Collections in Rust - Hash Maps

In the last blog, we learned about collections in rust and String collection and its usage and how it helps us in saving data of variable length unlike arrays which need to know the data length during compile time. Today, we will learn about Hash Maps and how they help us in saving data collections.

Hash Maps

The hash map is the final of our common collections. A mapping of keys of type K to values of type V is stored in a hash map of type HashMap<K, V>. It accomplishes this by storing these keys and values in memory using a hashing technique. This type of data structure is supported by numerous computer languages, but they frequently go by different names, such as hash, map, object, hash table, or associative array, to mention a few.

When you wish to look up data without using an index, as you can with vectors, but rather by using a key that can be of any kind, hash maps can be handy. For instance, you could use a hash map in a game to keep track of each team's score, with each key representing a team name and each value representing the team's score.
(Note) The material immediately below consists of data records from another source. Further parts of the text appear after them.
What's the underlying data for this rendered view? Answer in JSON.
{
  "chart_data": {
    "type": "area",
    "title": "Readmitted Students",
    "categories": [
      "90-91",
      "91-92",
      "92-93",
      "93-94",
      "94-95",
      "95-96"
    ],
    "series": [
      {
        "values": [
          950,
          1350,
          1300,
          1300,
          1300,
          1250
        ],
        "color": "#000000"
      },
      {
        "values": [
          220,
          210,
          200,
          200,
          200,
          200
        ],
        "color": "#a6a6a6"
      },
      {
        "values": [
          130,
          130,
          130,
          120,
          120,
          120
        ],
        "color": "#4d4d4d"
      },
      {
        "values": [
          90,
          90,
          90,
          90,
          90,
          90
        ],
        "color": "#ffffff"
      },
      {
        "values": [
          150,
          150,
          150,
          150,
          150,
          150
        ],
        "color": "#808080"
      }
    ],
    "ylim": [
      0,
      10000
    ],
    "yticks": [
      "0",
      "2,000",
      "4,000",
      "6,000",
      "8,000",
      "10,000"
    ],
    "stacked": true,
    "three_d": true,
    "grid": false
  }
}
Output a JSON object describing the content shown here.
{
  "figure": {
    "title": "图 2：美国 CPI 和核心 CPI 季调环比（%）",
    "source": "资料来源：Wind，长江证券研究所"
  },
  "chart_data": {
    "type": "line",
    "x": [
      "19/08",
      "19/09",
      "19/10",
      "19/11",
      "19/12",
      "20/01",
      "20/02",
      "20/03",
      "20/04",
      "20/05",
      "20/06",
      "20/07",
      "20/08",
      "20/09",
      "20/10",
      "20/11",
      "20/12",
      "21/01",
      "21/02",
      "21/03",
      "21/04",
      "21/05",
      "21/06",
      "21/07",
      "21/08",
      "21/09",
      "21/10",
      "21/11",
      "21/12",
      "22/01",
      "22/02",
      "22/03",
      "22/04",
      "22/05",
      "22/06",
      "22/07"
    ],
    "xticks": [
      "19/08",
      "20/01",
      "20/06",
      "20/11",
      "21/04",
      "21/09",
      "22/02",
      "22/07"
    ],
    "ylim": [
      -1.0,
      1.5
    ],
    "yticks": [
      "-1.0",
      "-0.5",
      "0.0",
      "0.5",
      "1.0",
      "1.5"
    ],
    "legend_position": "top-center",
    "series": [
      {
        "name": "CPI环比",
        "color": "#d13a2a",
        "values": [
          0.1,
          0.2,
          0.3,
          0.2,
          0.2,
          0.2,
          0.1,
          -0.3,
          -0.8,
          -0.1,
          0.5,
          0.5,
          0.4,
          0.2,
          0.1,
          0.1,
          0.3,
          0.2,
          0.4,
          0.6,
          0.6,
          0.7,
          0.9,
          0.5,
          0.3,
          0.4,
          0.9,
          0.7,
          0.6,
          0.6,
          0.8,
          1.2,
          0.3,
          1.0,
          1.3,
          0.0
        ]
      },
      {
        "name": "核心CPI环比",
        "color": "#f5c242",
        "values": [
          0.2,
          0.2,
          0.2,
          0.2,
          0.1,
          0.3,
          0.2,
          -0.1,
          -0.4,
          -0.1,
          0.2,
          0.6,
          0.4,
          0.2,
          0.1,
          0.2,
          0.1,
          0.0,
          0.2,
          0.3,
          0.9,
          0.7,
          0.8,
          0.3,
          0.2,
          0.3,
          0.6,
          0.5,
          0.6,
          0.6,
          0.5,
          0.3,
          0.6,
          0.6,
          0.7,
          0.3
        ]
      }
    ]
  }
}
You can find a team's score by providing its name.

In this section, we'll go over the fundamentals of hash maps' API, however the standard library's functions for HashMap<K, V> actually provide a tonne of extra goodies. As always, more details are available in the standard library documentation. The hash map is the final of our common collections. A mapping of keys of type K to values of type V is stored in the type HashMap<K, V>. It accomplishes this by storing these keys and values in memory using a hashing technique. This type of data structure is supported by numerous computer languages, but they frequently go by different names, such as hash, map, object, hash table, or associative array, to mention a few.

When you wish to look up data without using an index, as you can with vectors, but rather by using a key that can be of any kind, hash maps can be handy. For instance, you could use a hash map in a game to keep track of each team's score, with each key representing a team name and each value representing the team's score. You can find a team's score by providing its name.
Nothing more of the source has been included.